What each version actually added
- 1.3 (1999). The last "everything-works-everywhere" baseline. Still a safe target for legacy systems.
- 1.4 (2001). Transparency and blending modes (game-changer for design); JBIG2 compression for bitonal scans; the start of tagged PDF for accessibility.
- 1.5 (2003). Object streams (smaller file size by packing objects into compressed bundles); cross-reference streams replacing the plain-text xref table; XFA forms.
- 1.6 (2004). Embedded files; AES-128 encryption; 3D annotations.
- 1.7 (2006, ISO 32000-1 in 2008). Standardized everything 1.6 had; rich media; portable collections. Adobe Extension Level 3 (2008) added 256-bit AES; a weakness in the password-check algorithm was found later and fixed in Extension Level 8 (2011).
- 2.0 (2017, ISO 32000-2; revised 2020). UTF-8 strings throughout (previous versions used PDFDocEncoding or UTF-16BE); AES-256 cleanup; deprecates XFA; mandatory tagging for PDF/UA-2.
What version the output declares
The right rule for any merger is max(input_versions, version_required_by_used_features). If you combine a 1.4 PDF with a 1.7 PDF, the output should be at least 1.7 — using transparency, JBIG2, or anything else from either input remains valid. Going down (output as 1.4 to "be compatible") would invalidate any 1.5+ feature from the 1.7 input.
The merge tool used by CombinePDF picks an output version on its own; it typically writes a recent version (often 1.7) regardless of input versions. The converter doesn't perform version analysis or feature detection in our code, so the output's declared version is the merge tool's choice. Modern viewers handle PDF 1.7 and 2.0 transparently, so this is rarely visible.
Version overrides in the catalog
The header line is conventional. The authoritative version is the catalog's /Version entry if present, which can override the header. This was added in PDF 1.4 specifically so that incremental updates could bump the version without rewriting the header.

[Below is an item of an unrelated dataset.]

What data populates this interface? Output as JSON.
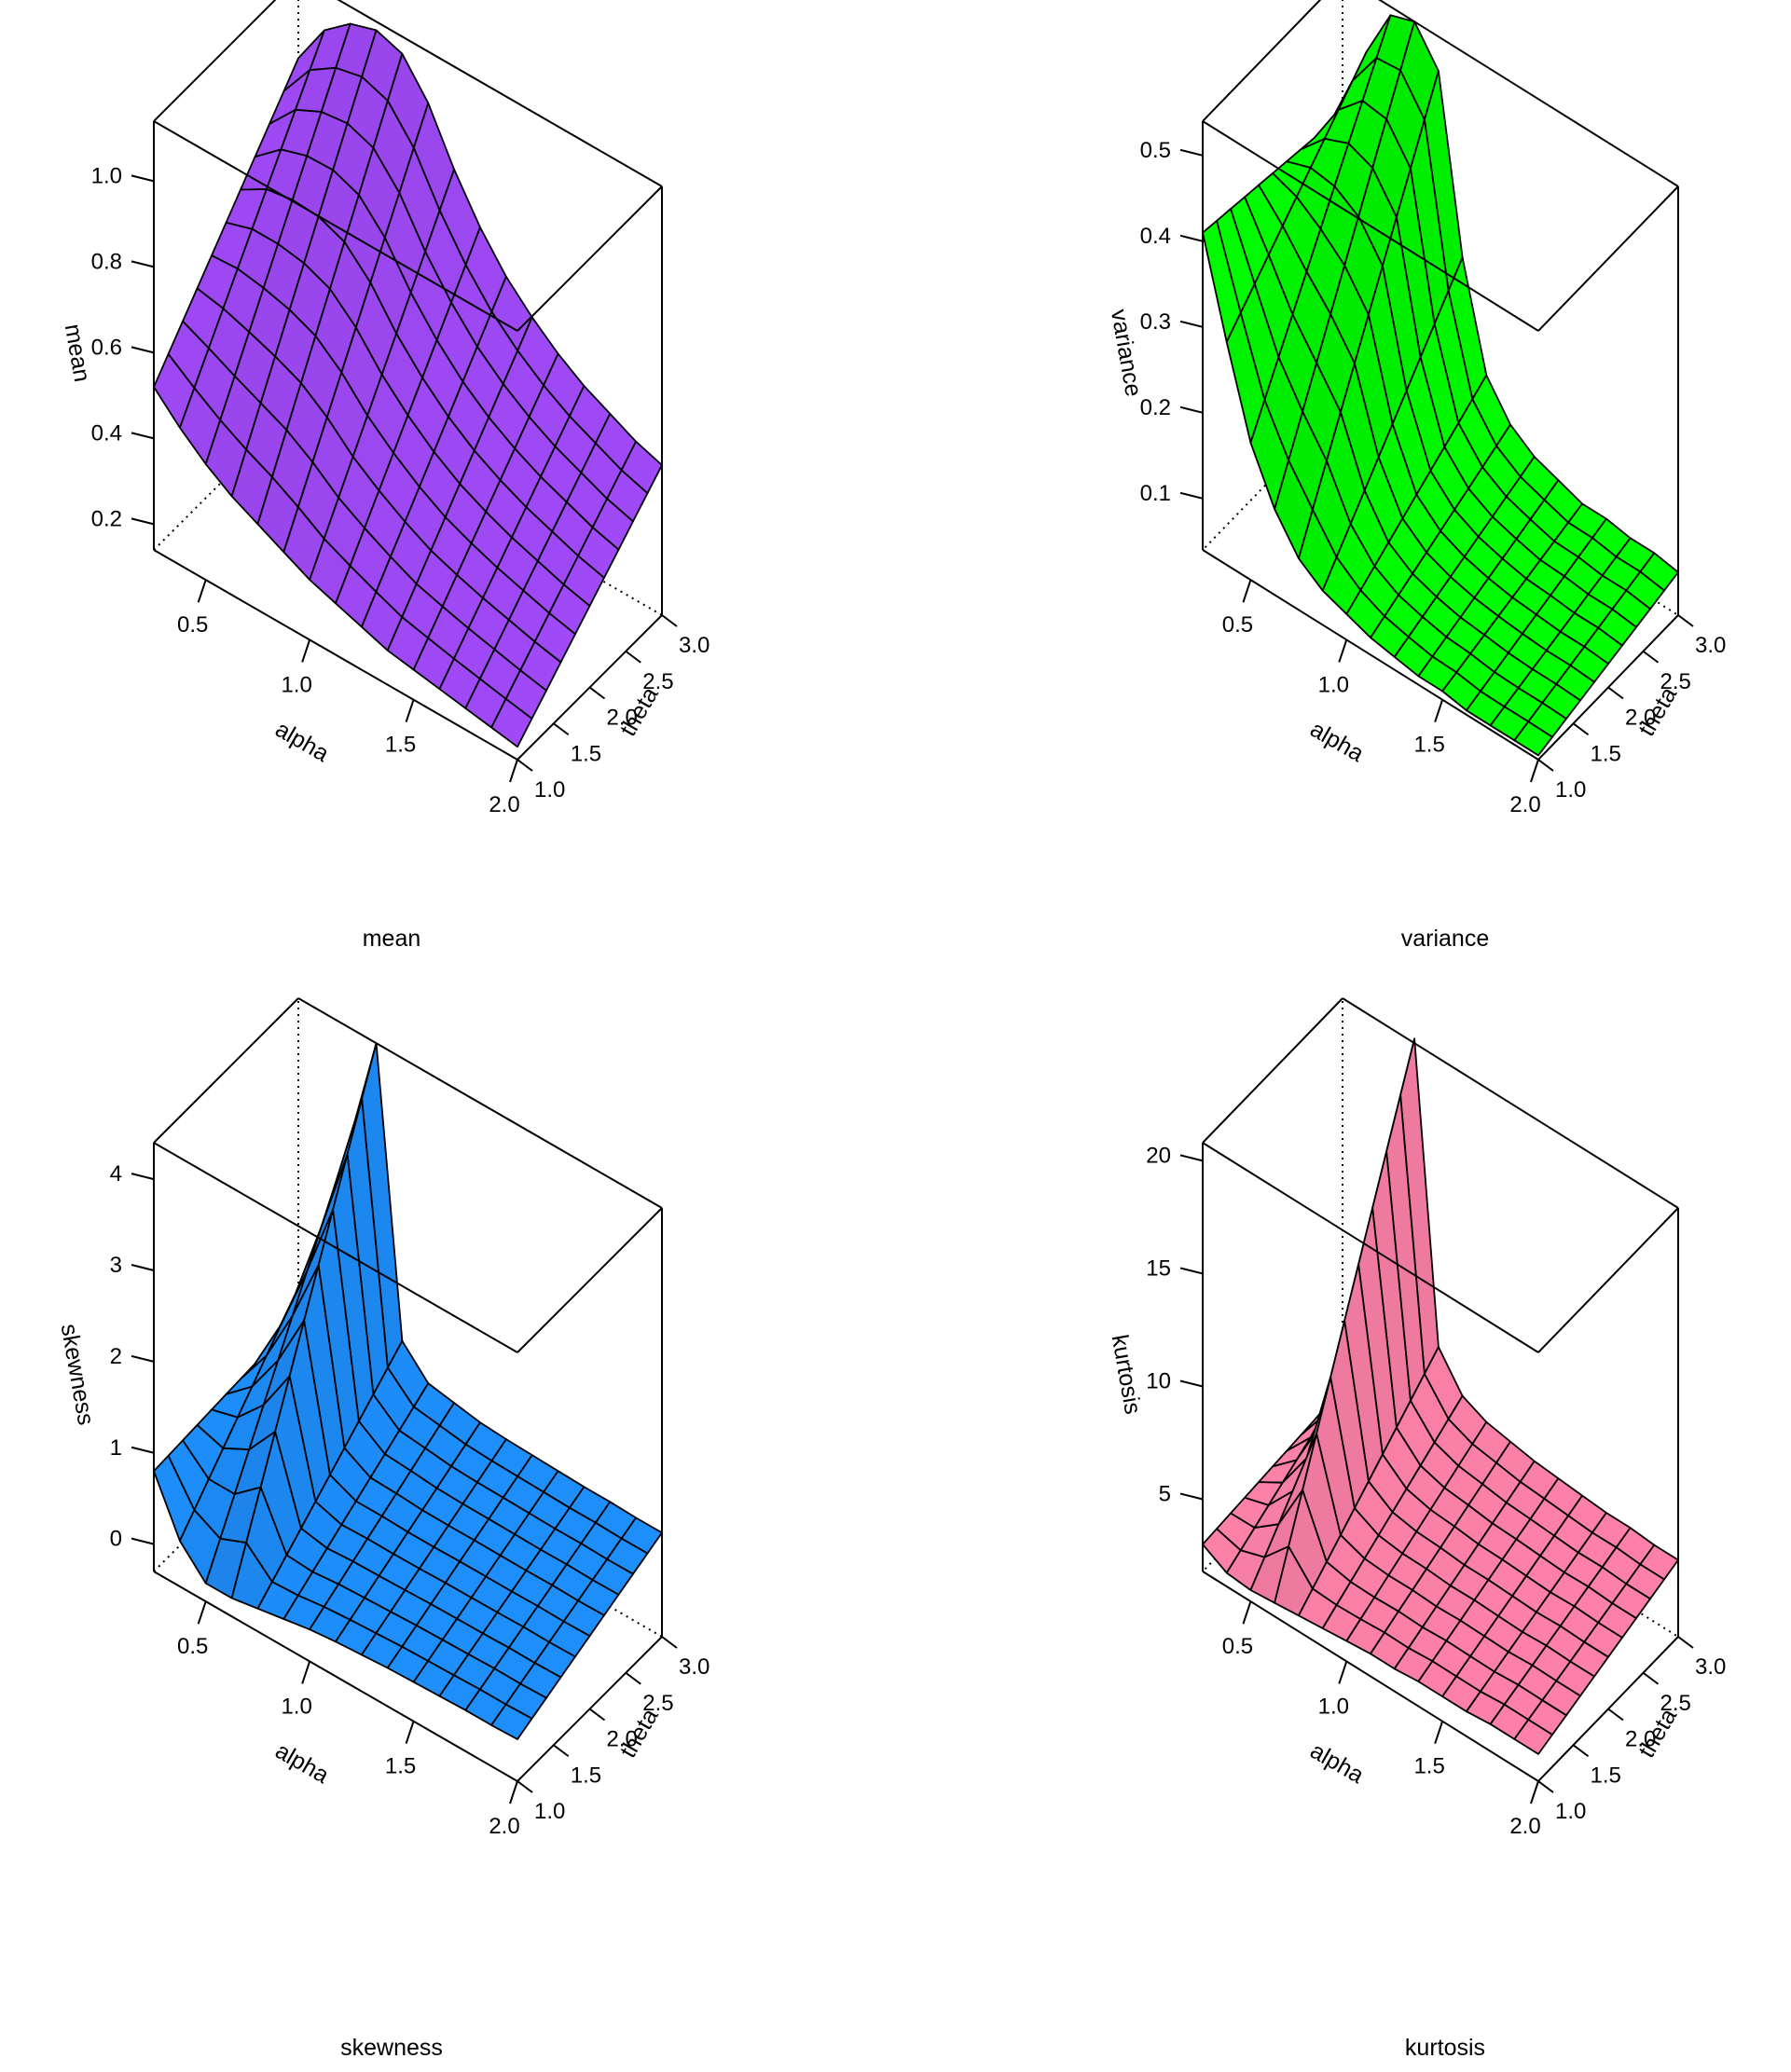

A combine has to check both: parse the catalog override before parsing the header.
What this means for output size
When the output declares a modern version (1.5+), the merge tool may apply two compression features that older PDFs don't use:
- Object streams bundle multiple indirect objects into a single Flate-compressed stream. A typical PDF gains 10–20% on size.
- Cross-reference streams replace the plain-text xref table with a compressed binary index. Negligible for small files; meaningful (1–3%) for large ones.
Whether the merge tool actually uses these is its call. If you compare a combined output's size to the literal sum of input sizes, expect to see a savings of a few percent when inputs were old (1.4) and a similar or slightly larger output when both were already modern.
PDF/A and PDF/X — archival and print
These are constrained subsets of PDF for archival (PDF/A) and print production (PDF/X). They forbid certain features (encryption, JavaScript, external fonts) and require others (embedded ICC profiles, embedded fonts). Combining two PDF/A-compliant files does not automatically produce PDF/A output: the metadata claiming compliance is at the catalog level and the result needs validation.
PDF/A and PDF/X conformance are not preserved through this merge. The catalog-level metadata that declares conformance is dropped or invalidated by the operation. If you need an archival or print-production combine, validate and re-tag the output with veraPDF or a dedicated PDF/A or PDF/X tool.